Depuis Waltraud Meier, Bayreuth n’a jamais su trouver une Kundry qui soit à la hauteur du lieu, sinon de l’enjeu (Evelyn Herlitzius peut être?). Dans la mise en scène précédente, elle était inexistante (Michelle De Young  n’avait pas convaincu) , dans celle-ci, Mihoko Fujimura n’était pas vraiment une Kundry, et elle s’est fourvoyée dans le rôle. . Susan Mclean domine la partition jusqu’à la fin du 2ème acte, où elle ne réussit cependant pas à donner les aigus voulus (terribles) par le rôle. On n’y est donc pas tout à fait, mais la personnification et l’engagement sont bien supérieurs à ceux de la Fujimura.

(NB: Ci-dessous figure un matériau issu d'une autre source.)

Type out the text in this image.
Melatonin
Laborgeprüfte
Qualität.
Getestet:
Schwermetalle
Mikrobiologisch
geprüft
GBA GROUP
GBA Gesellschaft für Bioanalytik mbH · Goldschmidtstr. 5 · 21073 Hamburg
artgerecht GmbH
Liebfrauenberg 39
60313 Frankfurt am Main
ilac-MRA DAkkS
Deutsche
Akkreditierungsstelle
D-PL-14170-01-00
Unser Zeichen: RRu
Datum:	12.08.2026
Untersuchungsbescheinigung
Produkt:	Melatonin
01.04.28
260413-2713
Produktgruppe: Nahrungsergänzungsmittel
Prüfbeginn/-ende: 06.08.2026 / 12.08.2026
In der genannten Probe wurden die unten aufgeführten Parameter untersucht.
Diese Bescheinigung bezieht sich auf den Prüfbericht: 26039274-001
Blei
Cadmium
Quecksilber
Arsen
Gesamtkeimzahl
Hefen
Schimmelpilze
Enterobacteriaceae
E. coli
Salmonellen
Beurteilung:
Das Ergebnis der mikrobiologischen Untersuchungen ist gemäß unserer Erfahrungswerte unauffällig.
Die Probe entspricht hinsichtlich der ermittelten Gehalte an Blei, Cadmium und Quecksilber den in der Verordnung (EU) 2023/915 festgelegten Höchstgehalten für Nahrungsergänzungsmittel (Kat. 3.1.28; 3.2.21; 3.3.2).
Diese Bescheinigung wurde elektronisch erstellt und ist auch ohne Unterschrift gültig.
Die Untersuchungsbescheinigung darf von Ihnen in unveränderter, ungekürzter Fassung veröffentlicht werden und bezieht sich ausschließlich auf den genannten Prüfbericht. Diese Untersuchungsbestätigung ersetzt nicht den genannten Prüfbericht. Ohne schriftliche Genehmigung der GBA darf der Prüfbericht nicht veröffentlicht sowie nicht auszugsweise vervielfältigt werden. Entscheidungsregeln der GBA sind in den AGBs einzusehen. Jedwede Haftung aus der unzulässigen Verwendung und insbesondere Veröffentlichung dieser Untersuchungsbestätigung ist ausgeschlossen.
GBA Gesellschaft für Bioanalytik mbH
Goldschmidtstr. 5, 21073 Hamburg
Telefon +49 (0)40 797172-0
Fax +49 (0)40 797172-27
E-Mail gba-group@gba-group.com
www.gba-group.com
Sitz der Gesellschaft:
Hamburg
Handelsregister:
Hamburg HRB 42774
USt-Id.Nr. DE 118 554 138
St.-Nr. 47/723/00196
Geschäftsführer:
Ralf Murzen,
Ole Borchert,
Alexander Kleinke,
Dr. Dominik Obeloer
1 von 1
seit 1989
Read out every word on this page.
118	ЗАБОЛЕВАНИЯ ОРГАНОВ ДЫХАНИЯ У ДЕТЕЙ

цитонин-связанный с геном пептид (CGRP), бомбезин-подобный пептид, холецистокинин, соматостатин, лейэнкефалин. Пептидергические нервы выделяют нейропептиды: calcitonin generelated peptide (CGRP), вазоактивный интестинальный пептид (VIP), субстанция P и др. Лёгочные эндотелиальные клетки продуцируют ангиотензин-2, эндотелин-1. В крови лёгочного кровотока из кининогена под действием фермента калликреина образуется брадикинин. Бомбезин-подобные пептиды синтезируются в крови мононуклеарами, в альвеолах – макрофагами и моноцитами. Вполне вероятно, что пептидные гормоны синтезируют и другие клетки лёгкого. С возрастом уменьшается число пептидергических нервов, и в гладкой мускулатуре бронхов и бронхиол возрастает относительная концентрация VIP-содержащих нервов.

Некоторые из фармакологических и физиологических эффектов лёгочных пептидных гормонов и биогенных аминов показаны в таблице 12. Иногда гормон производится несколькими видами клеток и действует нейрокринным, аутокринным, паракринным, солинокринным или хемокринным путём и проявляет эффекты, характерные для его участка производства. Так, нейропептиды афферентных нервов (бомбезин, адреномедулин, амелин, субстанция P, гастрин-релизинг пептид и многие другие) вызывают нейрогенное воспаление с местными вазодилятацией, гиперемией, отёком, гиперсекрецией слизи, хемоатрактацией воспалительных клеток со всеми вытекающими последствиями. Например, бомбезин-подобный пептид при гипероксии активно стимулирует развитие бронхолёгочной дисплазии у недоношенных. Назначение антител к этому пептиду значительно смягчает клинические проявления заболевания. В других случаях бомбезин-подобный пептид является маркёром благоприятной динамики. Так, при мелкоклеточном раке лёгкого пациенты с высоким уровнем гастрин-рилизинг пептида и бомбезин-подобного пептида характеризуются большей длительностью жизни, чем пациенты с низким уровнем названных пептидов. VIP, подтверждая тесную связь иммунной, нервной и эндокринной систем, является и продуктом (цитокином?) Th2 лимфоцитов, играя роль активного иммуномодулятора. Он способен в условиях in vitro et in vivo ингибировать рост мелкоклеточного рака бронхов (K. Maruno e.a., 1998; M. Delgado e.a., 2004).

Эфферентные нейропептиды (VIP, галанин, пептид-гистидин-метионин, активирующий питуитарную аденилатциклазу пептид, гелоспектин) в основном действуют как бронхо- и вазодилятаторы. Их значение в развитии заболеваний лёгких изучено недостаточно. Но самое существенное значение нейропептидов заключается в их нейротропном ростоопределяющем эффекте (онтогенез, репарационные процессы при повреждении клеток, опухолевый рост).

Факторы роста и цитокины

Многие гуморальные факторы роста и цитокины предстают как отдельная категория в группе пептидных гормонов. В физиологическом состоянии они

Simon O’Neill quant à lui est un Parsifal très en place, à la voix claire, sonore, bien posée. Il avait favorablement impressionné dans Siegmund à la Scala, il est ici à la hauteur dans un rôle il faut bien le dire ingrat. Seuls Domingo (et encore, pas au début) et surtout Jon Vickers ont été des Parsifal qui dès le début impressionnaient. Jon Vickers notamment avait quelque chose de tellement déchirant dans la voix! Les autres furent bons (ils s’appelaient Peter Hoffmann, René Kollo, Siegfried Jerusalem) mais pas inoubliables, certains autres complètement oubliés sans déshonorer (Poul Elming, William Pell), d’autres enfin qu’il vaut mieux avoir oublié (Endrik Wottrich, Alfons Eberz). Parsifal n’est pas un rôle où l’on peut vraiment s’envoler, mais c’est un rôle où l’on peut définitivement se noyer.
Les autres chanteurs n’ont pas changé: Detlev Roth avec sa voix claire, très douce, son phrasé impeccable, réussit à masquer ses problèmes de volume et de puissance, et la composition est vraiment impressionnante. Kwanchoul Youn compose un Gurnemanz toujours réussi: le rôle qui sollicite beaucoup les graves lui convient parfaitement. Ses aigus en effet peinent un peu quelquefois, et la voix change de couleur. Dommage, mais il reste un Gurnemanz de très haut niveau.
Au total, sans être la représentation de référence (on avait vécu la veille dans Lohengrin bien autre chose), ce Parsifal garde d’année en année ses qualités, et le niveau musical ne baisse pas, reste très homogène, dans la fosse comme sur scène. Un Parsifal à Bayreuth est toujours une expérience particulière, car l’oeuvre a été composée en fonction de l’acoustique et de l’organisation de la salle. Quant à la mise en scène, on peut ne pas aimer l’approche d’Herheim qui est un metteur en scène de la profusion, de la multiplicité des regards, étourdissant d’idées, mais on doit lui reconnaître sa logique, sa rigueur, et saluer l’expression d’une culture particulièrement profonde et subtile; on doit aussi reconnaître  aussi à son équipe, un sens esthétique aigu car on voit rarement des décors d’une telle beauté. Mises bout à bout ces mises en scène (K.Wagner, H.Neuenfels, S.Herheim, Ch.Marthaler) proposent des visions du monde très différentes, mais stimulent le spectateur qui n’a qu’une envie, prolonger la représentation par des lectures approfondies. Comme disait Wieland Wagner, ici, ce sont les valeurs de l’art qui valent, et les questions posées par les mises en scènes sont des regards artistiques posés sur le monde d’aujourd’hui, souvent pessimistes, subversifs quelquefois, courageux toujours.